ICC Note: Two Christians in China received sentences of 11 days of detention in April of 2015 for leading Bible-based lessons for children. The two Christians, Lou Nannan and Zhang Hong-En have since filed a lawsuit with a local court after their first attempt to overturn their sentences was denied. The two have claimed that police procedure was broken in their case, and also that they were not preaching during their lessons.
By Brynne Lawrence
12/24/2015 China (China Aid) – Two Christians in China’s western Xinjiang were sentenced to 11 days’ detention after they conducted Bible-based, character-building lessons for children and taught them games, which authorities termed “organizing, instigating, coercing, inducing or inciting another person to engage in activities of cults … or making use of cults … to disturb social order…”
After being taken into police custody on April 11, the defendants, Lou Nannan and Zhang Hong’En, decided to file an administrative reconsideration lawsuit against the public security bureau in an attempt to overturn their sentences, but the authorities upheld the original verdict. In response, the defendants filed a second lawsuit with the local court. The court was scheduled to hear the case on Dec. 2. China Aid has yet to receive news regarding their final decision.
Lou and Zhang completed their sentences and were released on April 23, 2015.

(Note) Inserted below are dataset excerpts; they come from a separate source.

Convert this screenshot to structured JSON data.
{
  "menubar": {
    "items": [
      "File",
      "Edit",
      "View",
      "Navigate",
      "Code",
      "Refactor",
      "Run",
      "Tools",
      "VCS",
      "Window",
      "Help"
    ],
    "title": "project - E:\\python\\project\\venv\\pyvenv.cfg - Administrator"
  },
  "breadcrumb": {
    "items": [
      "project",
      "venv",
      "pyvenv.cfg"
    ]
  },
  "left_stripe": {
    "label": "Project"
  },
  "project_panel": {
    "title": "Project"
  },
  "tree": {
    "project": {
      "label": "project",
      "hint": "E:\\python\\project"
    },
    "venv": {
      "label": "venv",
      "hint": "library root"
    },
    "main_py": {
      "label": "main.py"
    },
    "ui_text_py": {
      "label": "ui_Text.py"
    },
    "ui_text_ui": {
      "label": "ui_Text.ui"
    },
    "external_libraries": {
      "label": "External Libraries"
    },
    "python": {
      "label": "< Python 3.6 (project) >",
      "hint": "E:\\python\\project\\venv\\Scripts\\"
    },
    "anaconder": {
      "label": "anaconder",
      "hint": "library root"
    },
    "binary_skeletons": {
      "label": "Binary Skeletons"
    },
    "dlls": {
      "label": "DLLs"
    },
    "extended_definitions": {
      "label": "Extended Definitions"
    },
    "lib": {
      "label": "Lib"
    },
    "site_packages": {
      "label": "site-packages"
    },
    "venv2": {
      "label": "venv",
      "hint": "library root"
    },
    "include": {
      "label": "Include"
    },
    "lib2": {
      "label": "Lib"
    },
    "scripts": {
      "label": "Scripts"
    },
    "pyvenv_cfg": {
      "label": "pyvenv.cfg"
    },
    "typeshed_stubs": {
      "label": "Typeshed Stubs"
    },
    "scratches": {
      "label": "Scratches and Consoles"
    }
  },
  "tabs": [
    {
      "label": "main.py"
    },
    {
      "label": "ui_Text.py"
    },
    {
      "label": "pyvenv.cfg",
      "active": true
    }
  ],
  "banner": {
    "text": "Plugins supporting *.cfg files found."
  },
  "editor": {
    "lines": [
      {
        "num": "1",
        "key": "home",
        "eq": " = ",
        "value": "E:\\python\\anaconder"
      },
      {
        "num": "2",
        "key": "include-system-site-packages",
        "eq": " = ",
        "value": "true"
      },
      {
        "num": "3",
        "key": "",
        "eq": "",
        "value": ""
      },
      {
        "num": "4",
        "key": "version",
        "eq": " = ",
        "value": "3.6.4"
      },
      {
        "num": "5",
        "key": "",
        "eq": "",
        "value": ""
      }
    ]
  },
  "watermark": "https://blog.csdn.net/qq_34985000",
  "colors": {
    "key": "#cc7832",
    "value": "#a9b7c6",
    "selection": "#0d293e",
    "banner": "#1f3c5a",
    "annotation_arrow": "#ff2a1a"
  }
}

In Xinjiang, local law forbids parents from providing any form of religious education to young children. Li Dunyong, a lawyer from Beijing, told a China Aid reporter on Nov. 26 that he believes Lou and Zhang have not broken the law: “The law enforcement has no factual bases [for detaining the defendants]. Just because they, the appellants, were telling the children Bible stories [does not mean they] were preaching. If you think [about it], children that small—ages 3, 5, 6, 7, 8, and 9—simply can’t understand the Bible. How can you explain the Bible to children?”
Li also said that “… [the police’s] procedures violated the law.”